Why subtituteMarkerArrayCached is bad

In the previous article we talked about TYPO3 template functions. I mentioned that substituteMarkerArrayCached is a function that developers should not use. In this article I am going to explain why.

As you remember there are four “substitute” functions for use with TYPO3 templates:
  • substituteMarker
    This function substitutes a single marker
  • substituteMarkerArray
    This function does the same as above but for many markers in the array
  • substituteSubpart
    Substitutes a single subpart
  • substituteMarkerArrayCached
    Our today's case.
The first two functions substitute marker and marker array. The third substitutes template subpart. The obvious missing function is the one to substitute subpart array.substituteMarkerArrayCached takes several arguments, three first are most interesting to us. It takes template, marker array and subpart array. It means that this function works almost like the function we just found missing. In other words, it can substitute subpart array:

$content = $this->cObj->substituteMarkerArrayCached($template, array(), $subPartArray);

But there is a catch.

The catch is in the “Cached” word in the function name. This function caches its results and tries to reuse them next time. Caching happens in the cache_hash table.

It does not look bad from the first glance. It may even speed up the web site.

Does it really?

Imagine a web site with articles. Let's say 10000 articles. Each article has comments. Suppose that average number of comments is 10 per article. So, if comments use substituteMarkerArrayCached, it would lead to 100000 records in cache_hash table. Now imagine of each comment requires two calls to substituteMarkerArrayCached...

You can say: “Big deal! Disks are large and cheap now!”. Yes, they are. But it is not a disk space. It is MySQL who will suffer.

MySQL works very well with indexes. If it can locate a record using index, the speed can be fantastic. Autoincrement fields make a good index. This is a typical case for most tables in TYPO3. But cache_hash uses MD5 value as index. MD5 values look like random data for MySQL. They do not make good database indexes.

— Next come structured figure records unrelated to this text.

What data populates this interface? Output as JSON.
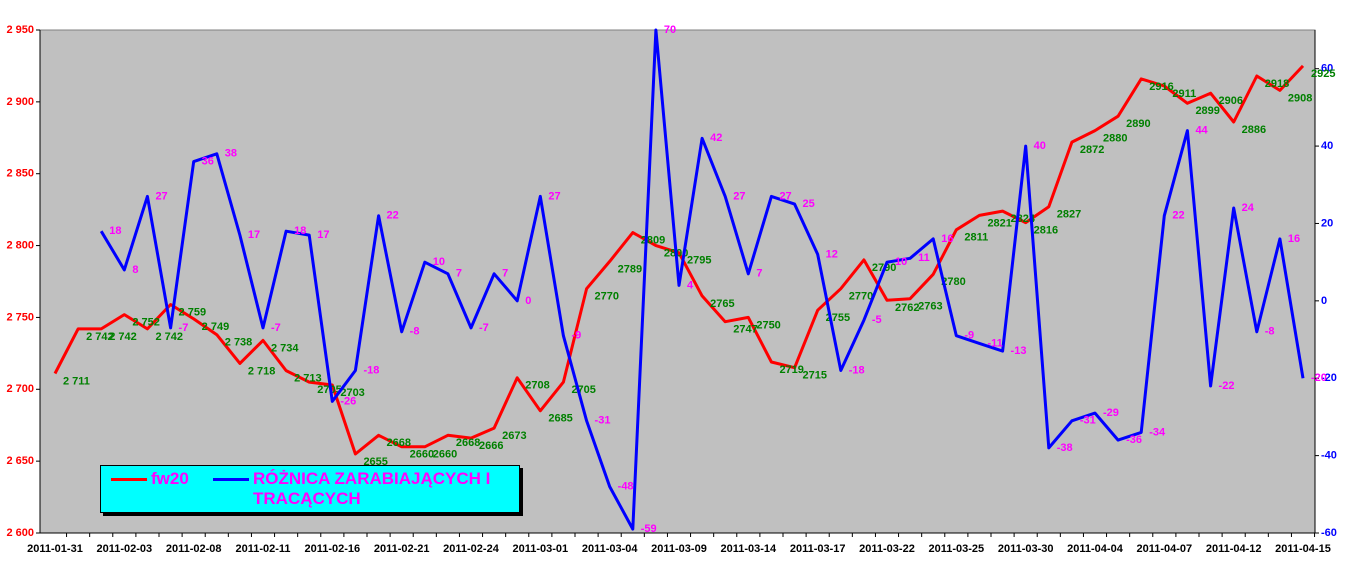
{
  "chart_data": {
    "type": "line",
    "categories": [
      "2011-01-31",
      null,
      null,
      "2011-02-03",
      null,
      null,
      "2011-02-08",
      null,
      null,
      "2011-02-11",
      null,
      null,
      "2011-02-16",
      null,
      null,
      "2011-02-21",
      null,
      null,
      "2011-02-24",
      null,
      null,
      "2011-03-01",
      null,
      null,
      "2011-03-04",
      null,
      null,
      "2011-03-09",
      null,
      null,
      "2011-03-14",
      null,
      null,
      "2011-03-17",
      null,
      null,
      "2011-03-22",
      null,
      null,
      "2011-03-25",
      null,
      null,
      "2011-03-30",
      null,
      null,
      "2011-04-04",
      null,
      null,
      "2011-04-07",
      null,
      null,
      "2011-04-12",
      null,
      null,
      "2011-04-15"
    ],
    "series": [
      {
        "name": "fw20",
        "color": "#ff0000",
        "label_color": "#008000",
        "values": [
          2711,
          2742,
          2742,
          2752,
          2742,
          2759,
          2749,
          2738,
          2718,
          2734,
          2713,
          2705,
          2703,
          2655,
          2668,
          2660,
          2660,
          2668,
          2666,
          2673,
          2708,
          2685,
          2705,
          2770,
          2789,
          2809,
          2800,
          2795,
          2765,
          2747,
          2750,
          2719,
          2715,
          2755,
          2770,
          2790,
          2762,
          2763,
          2780,
          2811,
          2821,
          2824,
          2816,
          2827,
          2872,
          2880,
          2890,
          2916,
          2911,
          2899,
          2906,
          2886,
          2918,
          2908,
          2925
        ],
        "value_labels": [
          "2 711",
          "2 742",
          "2 742",
          "2 752",
          "2 742",
          "2 759",
          "2 749",
          "2 738",
          "2 718",
          "2 734",
          "2 713",
          "2705",
          "2703",
          "2655",
          "2668",
          "2660",
          "2660",
          "2668",
          "2666",
          "2673",
          "2708",
          "2685",
          "2705",
          "2770",
          "2789",
          "2809",
          "2800",
          "2795",
          "2765",
          "2747",
          "2750",
          "2719",
          "2715",
          "2755",
          "2770",
          "2790",
          "2762",
          "2763",
          "2780",
          "2811",
          "2821",
          "2824",
          "2816",
          "2827",
          "2872",
          "2880",
          "2890",
          "2916",
          "2911",
          "2899",
          "2906",
          "2886",
          "2918",
          "2908",
          "2925"
        ]
      },
      {
        "name": "RÓŻNICA ZARABIAJĄCYCH I TRACĄCYCH",
        "color": "#0000ff",
        "label_color": "#ff00ff",
        "axis": "y2",
        "values": [
          null,
          null,
          18,
          8,
          27,
          -7,
          36,
          38,
          17,
          -7,
          18,
          17,
          -26,
          -18,
          22,
          -8,
          10,
          7,
          -7,
          7,
          0,
          27,
          -9,
          -31,
          -48,
          -59,
          70,
          4,
          42,
          27,
          7,
          27,
          25,
          12,
          -18,
          -5,
          10,
          11,
          16,
          -9,
          -11,
          -13,
          40,
          -38,
          -31,
          -29,
          -36,
          -34,
          22,
          44,
          -22,
          24,
          -8,
          16,
          -20
        ]
      }
    ],
    "ylim": [
      2600,
      2950
    ],
    "yticks": [
      {
        "value": 2600,
        "label": "2 600"
      },
      {
        "value": 2650,
        "label": "2 650"
      },
      {
        "value": 2700,
        "label": "2 700"
      },
      {
        "value": 2750,
        "label": "2 750"
      },
      {
        "value": 2800,
        "label": "2 800"
      },
      {
        "value": 2850,
        "label": "2 850"
      },
      {
        "value": 2900,
        "label": "2 900"
      },
      {
        "value": 2950,
        "label": "2 950"
      }
    ],
    "y2lim": [
      -60,
      70
    ],
    "y2ticks": [
      -60,
      -40,
      -20,
      0,
      20,
      40,
      60
    ],
    "ytick_color": "#ff0000",
    "y2tick_color": "#0000ff",
    "background": "#c0c0c0",
    "legend": "lower left"
  }
}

So you can be easily out of luck with this table when think about indexes.

Another problem lies in a large number of records in this table. MySQL uses indexes only if it believes that it can save time by using them. If MySQL thinks that using index will not result in much performance gain, it will revert to full table scan. Imagine ful table scan on 100000 row table. Wouldn't non-cached version of substituteMarkerArrayCached be faster for a two entries in $subPartArray?

Unless you have really huge subpart and marker array, I recommend to avoid using substituteMarkerArrayCached at all. It can make performance better for really large substitutions but not for smaller ones. PHP code often runs faster than a single database query (especially if query goes over network).

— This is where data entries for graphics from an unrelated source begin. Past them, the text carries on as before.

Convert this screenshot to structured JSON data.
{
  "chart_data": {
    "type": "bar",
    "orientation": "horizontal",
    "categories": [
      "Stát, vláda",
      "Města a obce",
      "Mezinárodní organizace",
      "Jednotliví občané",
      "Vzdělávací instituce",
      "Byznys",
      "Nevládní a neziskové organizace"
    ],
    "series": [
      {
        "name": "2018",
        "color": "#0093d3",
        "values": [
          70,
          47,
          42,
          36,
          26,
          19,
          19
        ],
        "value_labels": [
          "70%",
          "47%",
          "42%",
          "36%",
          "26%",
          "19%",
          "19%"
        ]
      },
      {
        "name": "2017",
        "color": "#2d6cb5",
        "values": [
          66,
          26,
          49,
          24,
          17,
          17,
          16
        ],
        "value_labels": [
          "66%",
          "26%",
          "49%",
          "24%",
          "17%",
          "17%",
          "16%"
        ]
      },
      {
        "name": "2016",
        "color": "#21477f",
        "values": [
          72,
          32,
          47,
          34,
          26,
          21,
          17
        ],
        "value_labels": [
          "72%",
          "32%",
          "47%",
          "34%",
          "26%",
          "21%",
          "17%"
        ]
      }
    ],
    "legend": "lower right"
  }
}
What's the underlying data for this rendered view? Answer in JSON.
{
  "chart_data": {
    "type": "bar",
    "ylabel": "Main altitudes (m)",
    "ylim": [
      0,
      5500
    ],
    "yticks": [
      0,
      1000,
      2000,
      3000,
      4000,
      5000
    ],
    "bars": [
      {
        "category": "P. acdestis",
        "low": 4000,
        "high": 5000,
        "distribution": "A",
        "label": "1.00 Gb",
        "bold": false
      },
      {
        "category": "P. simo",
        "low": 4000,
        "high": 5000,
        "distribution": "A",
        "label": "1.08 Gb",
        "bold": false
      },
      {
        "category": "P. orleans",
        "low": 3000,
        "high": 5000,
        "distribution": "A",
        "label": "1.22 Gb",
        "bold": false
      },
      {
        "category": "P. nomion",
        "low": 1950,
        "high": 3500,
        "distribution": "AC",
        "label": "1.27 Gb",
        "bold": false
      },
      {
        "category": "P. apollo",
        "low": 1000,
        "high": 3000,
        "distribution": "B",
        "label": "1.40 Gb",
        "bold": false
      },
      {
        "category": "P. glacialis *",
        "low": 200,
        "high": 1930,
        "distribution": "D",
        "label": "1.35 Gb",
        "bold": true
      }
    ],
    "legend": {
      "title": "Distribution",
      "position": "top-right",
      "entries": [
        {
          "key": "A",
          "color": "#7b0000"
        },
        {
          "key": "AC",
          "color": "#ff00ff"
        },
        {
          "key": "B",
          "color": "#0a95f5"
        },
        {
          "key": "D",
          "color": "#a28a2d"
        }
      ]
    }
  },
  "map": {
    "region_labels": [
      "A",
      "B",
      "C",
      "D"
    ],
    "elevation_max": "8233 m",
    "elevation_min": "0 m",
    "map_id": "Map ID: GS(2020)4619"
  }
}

You can replace a call to substituteMarkerArrayCached with the following code:

$content = $this->cObj->substituteMarkerArray($template, $markers);
foreach ($subParts as $subPart => $subContent) {
    $content = $this->cObj->substituteSubpart($content, $subPart, $subContent);

This is how comments extension is going to work starting from the next version.

substituteMarkerArrayCached is bad because it stores results in and fetches results from cache_hash table. This causes lots of records and slower execution for a simple substitutions. So do not this function unless your substitutions contain a lot of data.

1 comment:

  1. "MD5 values look like random data for MySQL." this is true in the case of TYPO3, but MD5 is not just random data nor it's a 32 character string: it's an 128 bit integer in hexadecimal representation - but the database model of TYPO3 is sometimes very clumsy - instead of storing the MD5 hash as 128 bit integer (or in case of MySQL you need to use BINARY(16) since integer is limited to 8 bytes), cache_hash uses varchar(32) - and this is of course slow.